ELEIÇÕES 2016. AGRAVO REGIMENTAL EM RECURSO ESPECIAL ELEITORAL. PRESTAÇÃO DE CONTAS DE CANDIDATO. VEREADOR. APROVAÇÃO COM RESSALVAS. DOAÇÃO A TÍTULO DE RECURSOS PRÓPRIOS MEDIANTE DEPÓSITO BANCÁRIO. APLICAÇÃO DOS PRINCÍPIOS DA PROPORCIONALIDADE E DA RAZOABILIDADE. VALOR DIMINUTO DA IRREGULARIDADE CONSIDERADO SEU VALOR ABSOLUTO. AGRAVO DESPROVIDO. 1. A jurisprudência do Tribunal Superior Eleitoral tem admitido a aplicação dos princípios da proporcionalidade e da razoabilidade para superação de irregularidades que representem valor absoluto diminuto, ainda que o percentual no total da arrecadação seja elevado. Precedentes. 2. No caso dos autos, embora o percentual da irregularidade seja elevado, aproximadamente 76%, seu valor absoluto (R$ 950,00) deve ser considerado módico, uma vez que inferior a R$ 1.064,10 (mil, sessenta e quatro reais e dez centavos – 1.000 UFIRs). 3. Manutenção da decisão. 4. Agravo regimental a que se nega provimento.

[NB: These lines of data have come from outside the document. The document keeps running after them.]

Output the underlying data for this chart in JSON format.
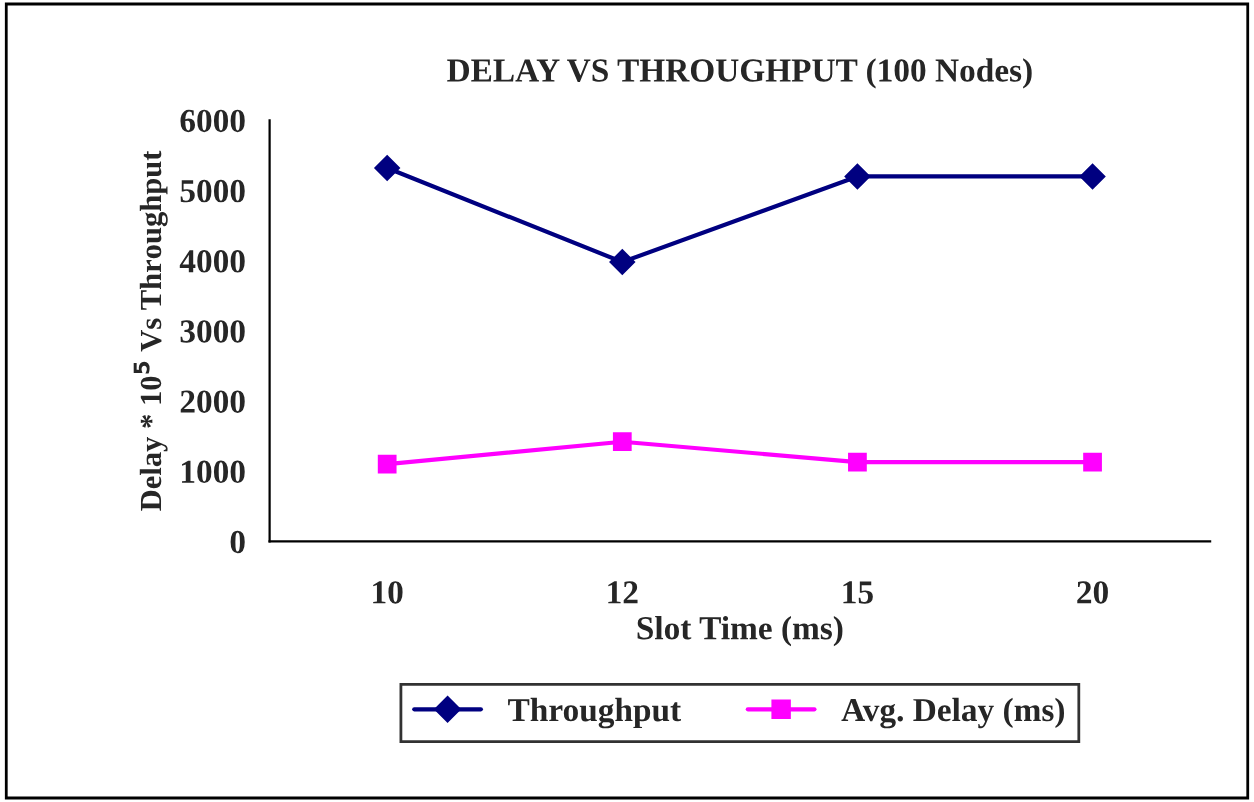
{
  "chart_data": {
    "type": "line",
    "title": "DELAY VS THROUGHPUT (100 Nodes)",
    "xlabel": "Slot Time (ms)",
    "ylabel": "Delay * 10$^{5}$ Vs Throughput",
    "categories": [
      "10",
      "12",
      "15",
      "20"
    ],
    "series": [
      {
        "name": "Throughput",
        "color": "#000080",
        "values": [
          5320,
          3980,
          5200,
          5200
        ],
        "marker": "diamond"
      },
      {
        "name": "Avg. Delay (ms)",
        "color": "#ff00ff",
        "values": [
          1100,
          1420,
          1130,
          1130
        ],
        "marker": "square"
      }
    ],
    "ylim": [
      0,
      6000
    ],
    "yticks": [
      0,
      1000,
      2000,
      3000,
      4000,
      5000,
      6000
    ],
    "grid": false,
    "legend": "bottom",
    "line_style": "solid"
  }
}
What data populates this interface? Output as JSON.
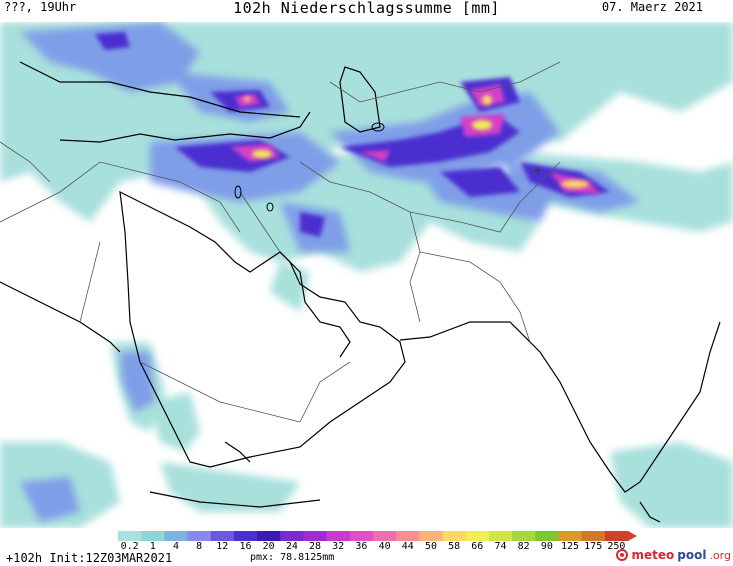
{
  "header": {
    "left": "???, 19Uhr",
    "title": "102h Niederschlagssumme [mm]",
    "date": "07. Maerz 2021"
  },
  "legend": {
    "labels": [
      "0.2",
      "1",
      "4",
      "8",
      "12",
      "16",
      "20",
      "24",
      "28",
      "32",
      "36",
      "40",
      "44",
      "50",
      "58",
      "66",
      "74",
      "82",
      "90",
      "125",
      "175",
      "250"
    ],
    "colors": [
      "#a9e1de",
      "#8fd4d6",
      "#7fb3e0",
      "#8888ee",
      "#6a5ae0",
      "#4b2fd0",
      "#3a1bb8",
      "#7a2ad0",
      "#a22ad2",
      "#c83ad0",
      "#e04fc8",
      "#ee6fb0",
      "#f78e95",
      "#fcb378",
      "#fbd868",
      "#f2ee55",
      "#cfe646",
      "#a5d83a",
      "#7bc830",
      "#d99a2a",
      "#d27828",
      "#d0402a"
    ]
  },
  "map": {
    "region": "Middle East / South Asia",
    "marker_symbol": "+"
  },
  "footer": {
    "lead": "+102h",
    "init": "Init:12Z03MAR2021",
    "pmx": "pmx: 78.8125mm",
    "logo_a": "meteo",
    "logo_b": "pool",
    "logo_c": ".org"
  }
}
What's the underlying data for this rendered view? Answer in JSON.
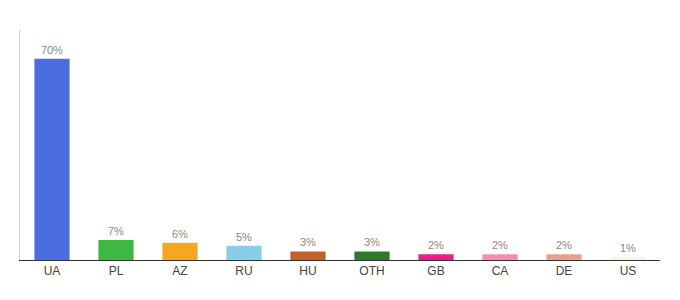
{
  "chart_data": {
    "type": "bar",
    "categories": [
      "UA",
      "PL",
      "AZ",
      "RU",
      "HU",
      "OTH",
      "GB",
      "CA",
      "DE",
      "US"
    ],
    "values": [
      70,
      7,
      6,
      5,
      3,
      3,
      2,
      2,
      2,
      1
    ],
    "value_labels": [
      "70%",
      "7%",
      "6%",
      "5%",
      "3%",
      "3%",
      "2%",
      "2%",
      "2%",
      "1%"
    ],
    "colors": [
      "#4a6ee0",
      "#3cb843",
      "#f5a623",
      "#87ceeb",
      "#c0622a",
      "#2d7a2d",
      "#e91e8c",
      "#f48fb1",
      "#e8a090",
      "#f5f5dc"
    ],
    "ylim": [
      0,
      80
    ],
    "grid": false,
    "data_labels": true,
    "tick_labels": "x"
  }
}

(Recurso Especial Eleitoral nº 63967, Acórdão, Relator: MIN. EDSON FACHIN, Publicação: DJE – Diário da justiça eletrônica, Data 06.8.2019).

Assim, na hipótese dos autos, embora o percentual da irregularidade na prestação de contas da candidata seja superior ao utilizado como critério pela Justiça Eleitoral para aprovação com ressalvas, o seu valor absoluto (R$ 329,01) deve ser considerado módico, pois inferior a R$ 1.064,10 (mil e sessenta e quatro reais e dez centavos – 1.000 UFIRs), sendo insuficiente para a desaprovação das contas.

Dessa forma, considerando-se reduzido valor absoluto da irregularidade, as contas devem ser aprovadas com ressalvas, nos termos do inc. II do art. 74 da Resolução TSE n. 23.607/19, em face da aplicação dos princípios da proporcionalidade e da razoabilidade.

Dispositivo

DIANTE DO EXPOSTO, voto pelo parcial provimento do recurso para aprovar com ressalvas as contas de Rozeli Maria Camargo Piran, relativas ao pleito de 2020.